San Pedro Chapel
The San Pedro Chapel is a historic chapel in Tucson, Arizona. The chapel currently standing is not the original chapel, but was built after the first was demolished by a tornado in 1929. The San Pedro Chapel was made the first City of Tucson Landmark in 1982. The Tucson-Pima County Historical Commission erected an historical plaque, in both Spanish and English, in front of the Chapel in 1990. In 1993 the historical significance of the Chapel was recognized by being placed on both the State and National Registers of Historic Places. Today, the San Pedro Chapel is available for rent for weddings, baptisms, and other events.
Backstory and Context
In the early 1900s, communities of families from Sonora, Mexico began pouring into the “El Fuerte” area of Tucson, which is today known as the Old Fort Lowell Neighborhood. The families began by moving into decommissioned buildings of the abandoned Fort Lowell, but they soon began branching out and forming homes, stores, schools, and eventually, a chapel. Initially, a small building, La Capillita, was built as a place of worship for the community of El Fuerte in 1915. La Capillita was used often as the town’s place of worship until a chapel, the San Angel de la Guarda, was built in 1919. La Capillita was soon forgotten after the founding of the chapel.

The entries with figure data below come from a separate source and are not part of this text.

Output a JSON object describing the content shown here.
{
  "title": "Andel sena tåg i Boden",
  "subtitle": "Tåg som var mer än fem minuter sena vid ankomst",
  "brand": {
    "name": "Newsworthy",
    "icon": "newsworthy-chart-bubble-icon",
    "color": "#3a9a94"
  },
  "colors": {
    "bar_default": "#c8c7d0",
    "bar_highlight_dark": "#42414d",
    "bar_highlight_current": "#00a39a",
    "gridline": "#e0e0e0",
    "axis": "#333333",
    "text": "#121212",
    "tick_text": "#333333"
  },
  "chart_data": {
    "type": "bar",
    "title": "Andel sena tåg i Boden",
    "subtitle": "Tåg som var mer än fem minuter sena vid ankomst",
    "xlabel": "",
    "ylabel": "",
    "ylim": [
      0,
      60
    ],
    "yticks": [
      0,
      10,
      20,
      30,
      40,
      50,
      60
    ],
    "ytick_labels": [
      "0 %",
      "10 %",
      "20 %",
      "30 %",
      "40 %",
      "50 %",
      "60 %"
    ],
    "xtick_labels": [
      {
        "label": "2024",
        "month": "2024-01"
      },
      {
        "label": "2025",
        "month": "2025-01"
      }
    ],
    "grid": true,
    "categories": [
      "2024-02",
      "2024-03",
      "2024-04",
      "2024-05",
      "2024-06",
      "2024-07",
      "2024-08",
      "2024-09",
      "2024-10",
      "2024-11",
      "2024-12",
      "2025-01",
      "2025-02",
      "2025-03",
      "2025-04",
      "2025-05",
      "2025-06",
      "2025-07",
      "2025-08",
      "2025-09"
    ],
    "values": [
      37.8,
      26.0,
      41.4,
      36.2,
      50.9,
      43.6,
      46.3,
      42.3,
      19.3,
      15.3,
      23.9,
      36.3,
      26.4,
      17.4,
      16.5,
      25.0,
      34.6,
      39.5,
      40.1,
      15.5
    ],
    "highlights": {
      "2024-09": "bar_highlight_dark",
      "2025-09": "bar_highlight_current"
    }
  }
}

In 1929, San Angel de la Guarda was devastated by a tornado that swept through El Fuerte, and the citizens of the town decided to build yet another chapel on top of its ruins. Construction on the new chapel took several years, and in 1932, the San Pedro Chapel opened to the town and became the new center of worship. San Pedro was regularly attended until St. Cyril’s Church on Pima Street opened in 1948, after which most of the congregation transitioned there. San Pedro Chapel remained as a historic landmark, however, making it onto the National Register of Historic Places in 1993. Coinciding with this, the Chapel was purchased by the Old Fort Lowell Neighborhood Association with the intentions of restoring the Chapel to its former glory. Today, the San Pedro Chapel may be visited by those who are curious, and may be rented out for a variety of events.